Сорок минут грамматической долбежки.
Наконец, в десять минут десятого:
- Теперь разговорная практика. Сегодня у нас будет мужской разговор. Лучше, пожалуй, пересесть в угол, там нас не услышат.
Он посмотрел на меня с испугом и пересел в угол.
- Чарльз, вы бывали в Париже. По вечерам вы, наверное, часто видели определенного сорта женщин, которые расхаживают поодиночке или парами. Или слышали, как они тихим голосом зовут из переулков и дверей прохожих мужчин, - что они говорят обычно?
Алый флаг взлетел на верхушку мачты. Я ждал. Наконец он пробормотал задушенным голосом: "Voulez vous coucher avec moi?"
- Хорошо! Поскольку вы очень молоды, они могут сказать: Tu est seul, mon petit? Veux-tu que je t'accompagne? Или вы сидите в баре, и одна из этих petites dames вдруг оказывается рядом с вами и берет вас под руку: "Tu veux m'offrir un verre?" Как вы ответите на такие вопросы, Чарльз? Вы американец и джентльмен, и у вас уже есть опыт таких встреч.
Чарльз пылал. Я ждал. Наконец он отважился:
- Non, mademoiselle… merci. - Потом великодушно добавил: - Pas ce soir.
- Très bien, Чарльз! А нельзя ли чуть больше изящества и шарма? Эти несчастные зарабатывают себе на хлеб. Они все-таки не попрошайки, правда? У них есть что продать. Их не презирают - по крайней мере, во Франции. Можете попробовать еще раз?
- Я… не знаю.
- В школе, где я преподавал, был учитель французского. Он любит Францию и ездит туда каждое лето. Он ненавидит женщин и боится их. Он гордится своей добродетелью и праведностью - и, в сущности, он человек страшный. В Париже он по вечерам специально отправляется на прогулку, чтобы унижать этих женщин.

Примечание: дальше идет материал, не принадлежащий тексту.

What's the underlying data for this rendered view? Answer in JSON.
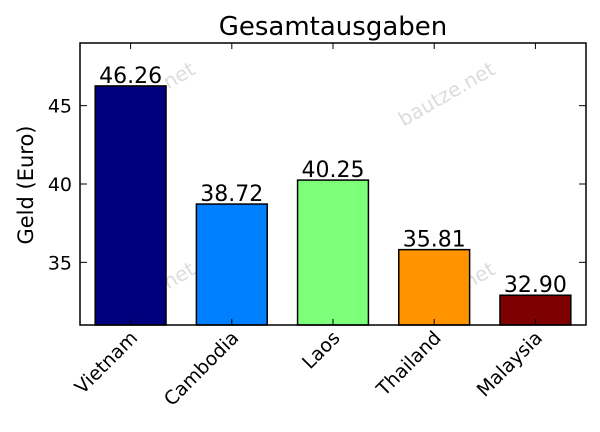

Он сам рассказывал это нам, коллегам, изображая себя столпом христианской морали. Когда девушка к нему обращается, он поворачивается к ней и говорит: "Vous me faites ch…!" Это очень вульгарное выражение - это гораздо хуже, чем сказать: "Меня рвет от вас". Он описывал, как девушка - или девушки - отскакивают от него с криком: "Pourquoi? Pourquoi?" Это - его маленькое торжество. А как вы на это смотрите?
- Это… ужасно.
- Одна из самых привлекательных черт Франции - всеобщее уважение к женщине, во всех слоях общества. Дома и в ресторане француз улыбается женщине, которая обслуживает его, и, когда он ее благодарит, смотрит ей в глаза. В отношении француза к женщине всегда есть оттенок почтительного флирта, даже если этой женщине девяносто, даже если она проститутка… А теперь разыграем маленькую одноактную пьеску. Вы выйдете из комнаты и войдете так, словно гуляете по одной из улочек позади Оперы. Я буду такой девицей.

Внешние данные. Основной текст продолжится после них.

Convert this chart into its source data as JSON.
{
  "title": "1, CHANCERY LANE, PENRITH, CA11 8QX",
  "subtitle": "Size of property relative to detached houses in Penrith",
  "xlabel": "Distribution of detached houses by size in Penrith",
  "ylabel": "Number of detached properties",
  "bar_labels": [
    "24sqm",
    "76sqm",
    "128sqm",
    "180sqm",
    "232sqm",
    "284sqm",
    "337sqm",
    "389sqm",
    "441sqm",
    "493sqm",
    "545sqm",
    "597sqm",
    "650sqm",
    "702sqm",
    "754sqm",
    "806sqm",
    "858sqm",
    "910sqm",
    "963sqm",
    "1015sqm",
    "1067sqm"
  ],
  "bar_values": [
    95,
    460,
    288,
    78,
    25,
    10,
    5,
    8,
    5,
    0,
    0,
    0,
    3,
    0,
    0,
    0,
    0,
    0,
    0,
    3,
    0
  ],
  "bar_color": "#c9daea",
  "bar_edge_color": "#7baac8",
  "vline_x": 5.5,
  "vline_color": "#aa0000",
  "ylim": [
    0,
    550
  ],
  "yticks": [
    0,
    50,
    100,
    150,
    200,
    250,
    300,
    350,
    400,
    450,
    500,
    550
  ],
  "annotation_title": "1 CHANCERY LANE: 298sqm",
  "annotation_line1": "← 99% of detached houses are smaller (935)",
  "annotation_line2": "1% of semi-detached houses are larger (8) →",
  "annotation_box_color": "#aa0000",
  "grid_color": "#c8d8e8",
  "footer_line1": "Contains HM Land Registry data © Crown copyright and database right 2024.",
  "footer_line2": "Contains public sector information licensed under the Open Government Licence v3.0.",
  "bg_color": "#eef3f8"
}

Он сделал, как было сказано. Он приблизился ко мне так, словно входил в клетку с тиграми.
- Bonsoir, mon chou.
- Bonsoir, mademoiselle.
- Tu es seul? Veux-tu t'amuser un peu?
- Je suis occupé ce soir… Merci! - Он дико взглянул на меня и добавил: - Peut-être une autre fois. Tu es charmante.
- A-o-o! A-o-o! Dis donc: une demi-heure, chéri. J'ai une jolie chambre avec tout confort amèricain. On s'amusera à la folie!

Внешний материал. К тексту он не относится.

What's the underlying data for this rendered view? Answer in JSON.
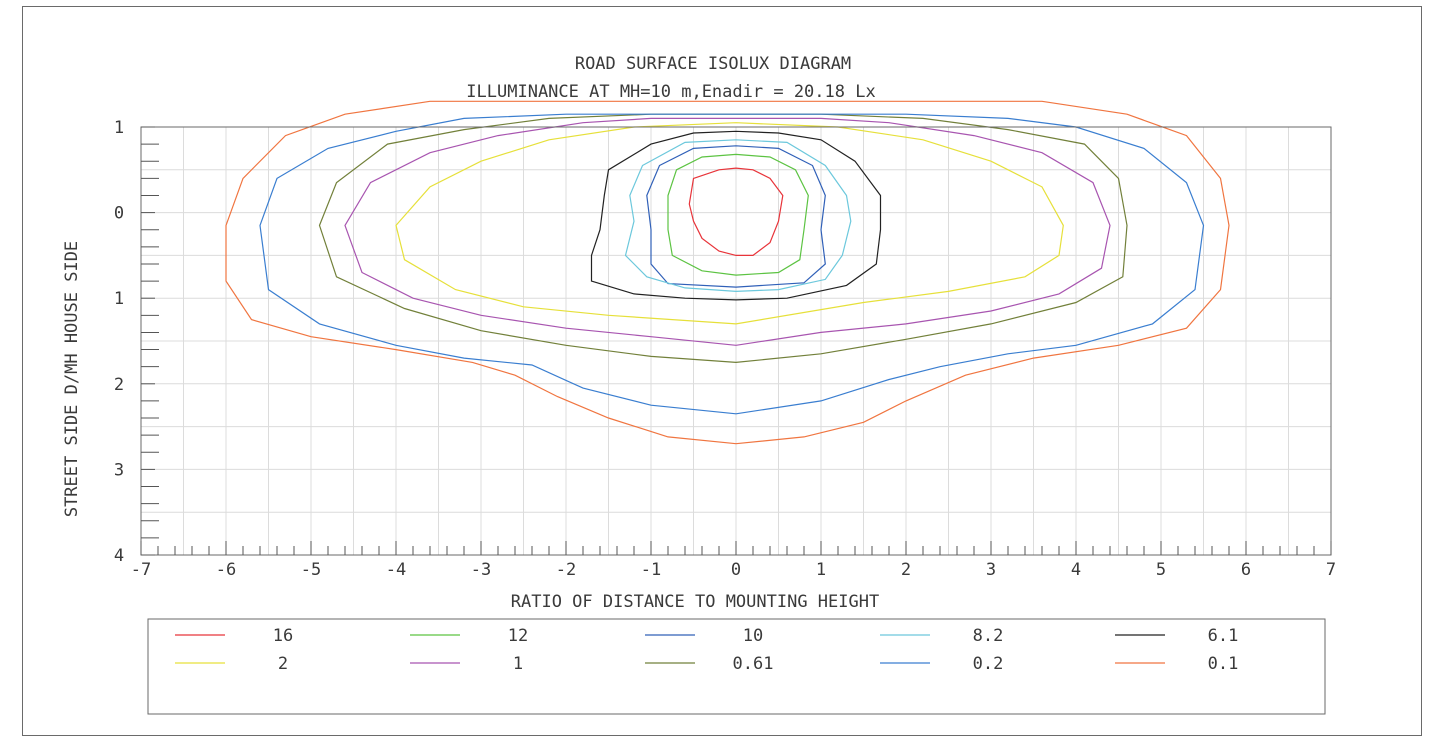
{
  "chart_data": {
    "type": "contour",
    "title": "ROAD SURFACE ISOLUX DIAGRAM",
    "subtitle": "ILLUMINANCE AT MH=10 m,Enadir = 20.18  Lx",
    "xlabel": "RATIO OF DISTANCE TO MOUNTING HEIGHT",
    "ylabel": "STREET SIDE D/MH HOUSE SIDE",
    "xlim": [
      -7,
      7
    ],
    "ylim": [
      -1,
      4
    ],
    "y_inverted": true,
    "x_ticks": [
      "-7",
      "-6",
      "-5",
      "-4",
      "-3",
      "-2",
      "-1",
      "0",
      "1",
      "2",
      "3",
      "4",
      "5",
      "6",
      "7"
    ],
    "y_ticks": [
      {
        "value": -1,
        "label": "1"
      },
      {
        "value": 0,
        "label": "0"
      },
      {
        "value": 1,
        "label": "1"
      },
      {
        "value": 2,
        "label": "2"
      },
      {
        "value": 3,
        "label": "3"
      },
      {
        "value": 4,
        "label": "4"
      }
    ],
    "grid": true,
    "legend_position": "bottom",
    "series": [
      {
        "name": "16",
        "color": "#e8343a",
        "points": [
          [
            -0.5,
            -0.4
          ],
          [
            -0.2,
            -0.5
          ],
          [
            0,
            -0.52
          ],
          [
            0.2,
            -0.5
          ],
          [
            0.4,
            -0.4
          ],
          [
            0.55,
            -0.2
          ],
          [
            0.5,
            0.1
          ],
          [
            0.4,
            0.35
          ],
          [
            0.2,
            0.5
          ],
          [
            0,
            0.5
          ],
          [
            -0.2,
            0.45
          ],
          [
            -0.4,
            0.3
          ],
          [
            -0.5,
            0.1
          ],
          [
            -0.55,
            -0.1
          ],
          [
            -0.5,
            -0.4
          ]
        ]
      },
      {
        "name": "12",
        "color": "#5cc342",
        "points": [
          [
            -0.7,
            -0.5
          ],
          [
            -0.4,
            -0.65
          ],
          [
            0,
            -0.68
          ],
          [
            0.4,
            -0.65
          ],
          [
            0.7,
            -0.5
          ],
          [
            0.85,
            -0.2
          ],
          [
            0.8,
            0.2
          ],
          [
            0.75,
            0.55
          ],
          [
            0.5,
            0.7
          ],
          [
            0,
            0.73
          ],
          [
            -0.4,
            0.68
          ],
          [
            -0.75,
            0.5
          ],
          [
            -0.8,
            0.2
          ],
          [
            -0.8,
            -0.2
          ],
          [
            -0.7,
            -0.5
          ]
        ]
      },
      {
        "name": "10",
        "color": "#3060b8",
        "points": [
          [
            -0.9,
            -0.55
          ],
          [
            -0.5,
            -0.75
          ],
          [
            0,
            -0.78
          ],
          [
            0.5,
            -0.75
          ],
          [
            0.9,
            -0.55
          ],
          [
            1.05,
            -0.2
          ],
          [
            1,
            0.2
          ],
          [
            1.05,
            0.6
          ],
          [
            0.8,
            0.82
          ],
          [
            0,
            0.87
          ],
          [
            -0.8,
            0.83
          ],
          [
            -1.0,
            0.6
          ],
          [
            -1.0,
            0.2
          ],
          [
            -1.05,
            -0.2
          ],
          [
            -0.9,
            -0.55
          ]
        ]
      },
      {
        "name": "8.2",
        "color": "#6cc8dc",
        "points": [
          [
            -1.1,
            -0.55
          ],
          [
            -0.6,
            -0.82
          ],
          [
            0,
            -0.85
          ],
          [
            0.6,
            -0.82
          ],
          [
            1.05,
            -0.55
          ],
          [
            1.3,
            -0.2
          ],
          [
            1.35,
            0.1
          ],
          [
            1.25,
            0.5
          ],
          [
            1.05,
            0.78
          ],
          [
            0.5,
            0.9
          ],
          [
            0,
            0.92
          ],
          [
            -0.6,
            0.88
          ],
          [
            -1.05,
            0.75
          ],
          [
            -1.3,
            0.5
          ],
          [
            -1.2,
            0.1
          ],
          [
            -1.25,
            -0.2
          ],
          [
            -1.1,
            -0.55
          ]
        ]
      },
      {
        "name": "6.1",
        "color": "#222222",
        "points": [
          [
            -1.5,
            -0.5
          ],
          [
            -1.0,
            -0.8
          ],
          [
            -0.5,
            -0.93
          ],
          [
            0,
            -0.95
          ],
          [
            0.5,
            -0.93
          ],
          [
            1.0,
            -0.85
          ],
          [
            1.4,
            -0.6
          ],
          [
            1.7,
            -0.2
          ],
          [
            1.7,
            0.2
          ],
          [
            1.65,
            0.6
          ],
          [
            1.3,
            0.85
          ],
          [
            0.6,
            1.0
          ],
          [
            0,
            1.02
          ],
          [
            -0.6,
            1.0
          ],
          [
            -1.2,
            0.95
          ],
          [
            -1.7,
            0.8
          ],
          [
            -1.7,
            0.5
          ],
          [
            -1.6,
            0.2
          ],
          [
            -1.55,
            -0.2
          ],
          [
            -1.5,
            -0.5
          ]
        ]
      },
      {
        "name": "2",
        "color": "#e6e03a",
        "points": [
          [
            -4.0,
            0.15
          ],
          [
            -3.6,
            -0.3
          ],
          [
            -3.0,
            -0.6
          ],
          [
            -2.2,
            -0.85
          ],
          [
            -1.2,
            -1.0
          ],
          [
            0,
            -1.05
          ],
          [
            1.2,
            -1.0
          ],
          [
            2.2,
            -0.85
          ],
          [
            3.0,
            -0.6
          ],
          [
            3.6,
            -0.3
          ],
          [
            3.85,
            0.15
          ],
          [
            3.8,
            0.5
          ],
          [
            3.4,
            0.75
          ],
          [
            2.5,
            0.92
          ],
          [
            1.5,
            1.05
          ],
          [
            0,
            1.3
          ],
          [
            -1.5,
            1.2
          ],
          [
            -2.5,
            1.1
          ],
          [
            -3.3,
            0.9
          ],
          [
            -3.9,
            0.55
          ],
          [
            -4.0,
            0.15
          ]
        ]
      },
      {
        "name": "1",
        "color": "#a855b0",
        "points": [
          [
            -4.6,
            0.15
          ],
          [
            -4.3,
            -0.35
          ],
          [
            -3.6,
            -0.7
          ],
          [
            -2.8,
            -0.9
          ],
          [
            -1.8,
            -1.05
          ],
          [
            -1.0,
            -1.1
          ],
          [
            1.0,
            -1.1
          ],
          [
            1.8,
            -1.05
          ],
          [
            2.8,
            -0.9
          ],
          [
            3.6,
            -0.7
          ],
          [
            4.2,
            -0.35
          ],
          [
            4.4,
            0.15
          ],
          [
            4.3,
            0.65
          ],
          [
            3.8,
            0.95
          ],
          [
            3.0,
            1.15
          ],
          [
            2.0,
            1.3
          ],
          [
            1.0,
            1.4
          ],
          [
            0,
            1.55
          ],
          [
            -1.0,
            1.45
          ],
          [
            -2.0,
            1.35
          ],
          [
            -3.0,
            1.2
          ],
          [
            -3.8,
            1.0
          ],
          [
            -4.4,
            0.7
          ],
          [
            -4.6,
            0.15
          ]
        ]
      },
      {
        "name": "0.61",
        "color": "#72803a",
        "points": [
          [
            -4.9,
            0.15
          ],
          [
            -4.7,
            -0.35
          ],
          [
            -4.1,
            -0.8
          ],
          [
            -3.2,
            -0.97
          ],
          [
            -2.2,
            -1.1
          ],
          [
            -1.0,
            -1.15
          ],
          [
            1.0,
            -1.15
          ],
          [
            2.2,
            -1.1
          ],
          [
            3.2,
            -0.97
          ],
          [
            4.1,
            -0.8
          ],
          [
            4.5,
            -0.4
          ],
          [
            4.6,
            0.15
          ],
          [
            4.55,
            0.75
          ],
          [
            4.0,
            1.05
          ],
          [
            3.0,
            1.3
          ],
          [
            2.0,
            1.48
          ],
          [
            1.0,
            1.65
          ],
          [
            0,
            1.75
          ],
          [
            -1.0,
            1.68
          ],
          [
            -2.0,
            1.55
          ],
          [
            -3.0,
            1.38
          ],
          [
            -3.9,
            1.12
          ],
          [
            -4.7,
            0.75
          ],
          [
            -4.9,
            0.15
          ]
        ]
      },
      {
        "name": "0.2",
        "color": "#3a7ed0",
        "points": [
          [
            -5.6,
            0.15
          ],
          [
            -5.4,
            -0.4
          ],
          [
            -4.8,
            -0.75
          ],
          [
            -4.0,
            -0.95
          ],
          [
            -3.2,
            -1.1
          ],
          [
            -2.0,
            -1.15
          ],
          [
            2.0,
            -1.15
          ],
          [
            3.2,
            -1.1
          ],
          [
            4.0,
            -1.0
          ],
          [
            4.8,
            -0.75
          ],
          [
            5.3,
            -0.35
          ],
          [
            5.5,
            0.15
          ],
          [
            5.4,
            0.9
          ],
          [
            4.9,
            1.3
          ],
          [
            4.0,
            1.55
          ],
          [
            3.2,
            1.65
          ],
          [
            2.4,
            1.8
          ],
          [
            1.8,
            1.95
          ],
          [
            1.0,
            2.2
          ],
          [
            0,
            2.35
          ],
          [
            -1.0,
            2.25
          ],
          [
            -1.8,
            2.05
          ],
          [
            -2.4,
            1.78
          ],
          [
            -3.2,
            1.7
          ],
          [
            -4.0,
            1.55
          ],
          [
            -4.9,
            1.3
          ],
          [
            -5.5,
            0.9
          ],
          [
            -5.6,
            0.15
          ]
        ]
      },
      {
        "name": "0.1",
        "color": "#f07540",
        "points": [
          [
            -6.0,
            0.15
          ],
          [
            -5.8,
            -0.4
          ],
          [
            -5.3,
            -0.9
          ],
          [
            -4.6,
            -1.15
          ],
          [
            -3.6,
            -1.3
          ],
          [
            -2.5,
            -1.3
          ],
          [
            2.5,
            -1.3
          ],
          [
            3.6,
            -1.3
          ],
          [
            4.6,
            -1.15
          ],
          [
            5.3,
            -0.9
          ],
          [
            5.7,
            -0.4
          ],
          [
            5.8,
            0.15
          ],
          [
            5.7,
            0.9
          ],
          [
            5.3,
            1.35
          ],
          [
            4.5,
            1.55
          ],
          [
            3.5,
            1.7
          ],
          [
            2.7,
            1.9
          ],
          [
            2.0,
            2.2
          ],
          [
            1.5,
            2.45
          ],
          [
            0.8,
            2.62
          ],
          [
            0,
            2.7
          ],
          [
            -0.8,
            2.62
          ],
          [
            -1.5,
            2.4
          ],
          [
            -2.1,
            2.15
          ],
          [
            -2.6,
            1.9
          ],
          [
            -3.1,
            1.75
          ],
          [
            -4.0,
            1.6
          ],
          [
            -5.0,
            1.45
          ],
          [
            -5.7,
            1.25
          ],
          [
            -6.0,
            0.8
          ],
          [
            -6.0,
            0.15
          ]
        ]
      }
    ]
  }
}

Он повернулся ко мне и спросил по-английски:
- Как мне из этого выпутаться?
- Мне кажется, прощание должно быть быстрым, коротким, но сердечным: "Mademoiselle, je suis en retard. Il faut que je file. Mais au revoir". Тут вы потреплете ее по плечу или по руке, улыбнетесь и скажете: "Bonne chance, chère amie!" - Он повторил это несколько раз, с вариациями. В конце концов он рассмеялся.
Игра в кого-то - как мечты: бегство, избавление.
Я стал замечать, что в те дни, когда урок начинался тяжелой схваткой на "минном поле", это бодряще действовало на память и находчивость моего ученика. Он мог смеяться; он мог скользить над глубинными бомбами и строить беседу на воспоминаниях из собственного прошлого. Кроме того, он усердно занимался грамматикой между уроками - и кожа у него становилась чище.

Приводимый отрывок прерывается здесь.